One thing one might consider is to normalize $ t$ , and then determine whether $ v$ is a free variable in the normal form of $ t$ . Although this is efficient, it is not correct. Consider the term $ t := \Omega((\lambda x. \lambda y. x)\Omega v)$ (where $ \Omega := (\lambda x. x x)(\lambda x. x x)$ ). $ t$ does not have a normal form. Yet, $ \phi(t,v)$ is true, since $ (\Omega \Omega) \equiv t \land v \notin FV(\Omega \Omega)$ .

Note also that normalizing $ t$ using and checking if $ v$ is free in the intermediate terms after each step will not work if one uses normal-order reduction or applicative order reduction. The counterexample for both is $ \phi(\Omega((\lambda x. \lambda y. x)\Omega v), v)$ , the same as before.

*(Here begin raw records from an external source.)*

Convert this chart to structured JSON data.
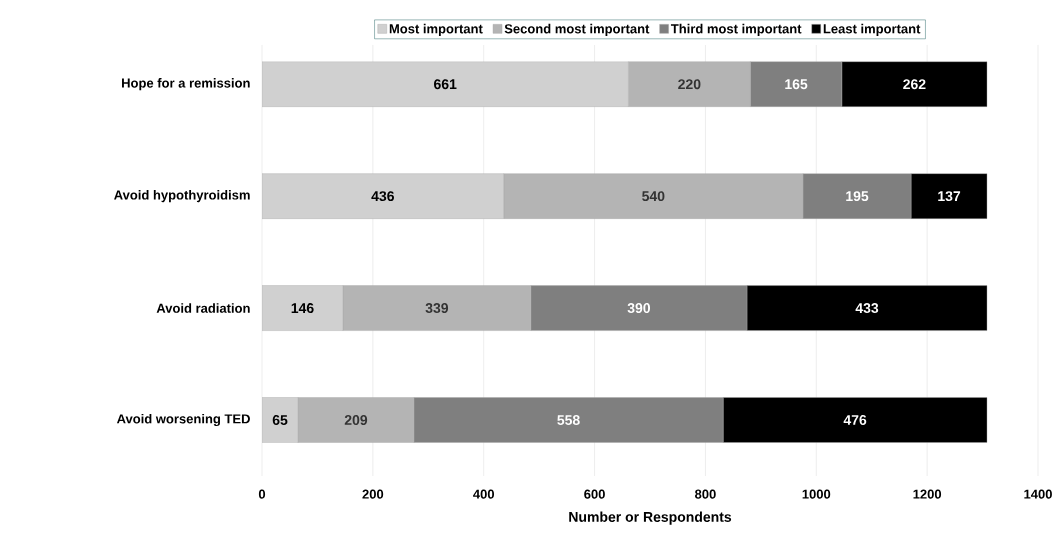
{
  "chart_data": {
    "type": "bar",
    "orientation": "horizontal",
    "stacked": true,
    "data_labels": true,
    "categories": [
      "Hope for a remission",
      "Avoid hypothyroidism",
      "Avoid radiation",
      "Avoid worsening TED"
    ],
    "series": [
      {
        "name": "Most important",
        "color": "#d0d0d0",
        "values": [
          661,
          436,
          146,
          65
        ]
      },
      {
        "name": "Second most important",
        "color": "#b4b4b4",
        "values": [
          220,
          540,
          339,
          209
        ]
      },
      {
        "name": "Third most important",
        "color": "#7f7f7f",
        "values": [
          165,
          195,
          390,
          558
        ]
      },
      {
        "name": "Least important",
        "color": "#000000",
        "values": [
          262,
          137,
          433,
          476
        ]
      }
    ],
    "xlim": [
      0,
      1400
    ],
    "xticks": [
      0,
      200,
      400,
      600,
      800,
      1000,
      1200,
      1400
    ],
    "xlabel": "Number or Respondents",
    "grid": "x",
    "legend": "top"
  }
}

One approach would be to find some other efficient reduction strategy (perhaps depending on $ v$ ) that will eventually produce a term that does not contain $ v$ , if such a term exists. This potentially could solve $ \phi(\Omega((\lambda x. \lambda y. x)\Omega v), v)$ , since $ \Omega((\lambda x. \lambda y. x)\Omega v)$ can be reduced to $ \Omega((\lambda y. \Omega) v)$ which can be reduced to $ \Omega \Omega$ , which does not contain $ v$ . We need a strategy that works on arbitrary $ t$ though.

Alpha conversion does not make a difference. It appears that eta conversion is also irrelevant.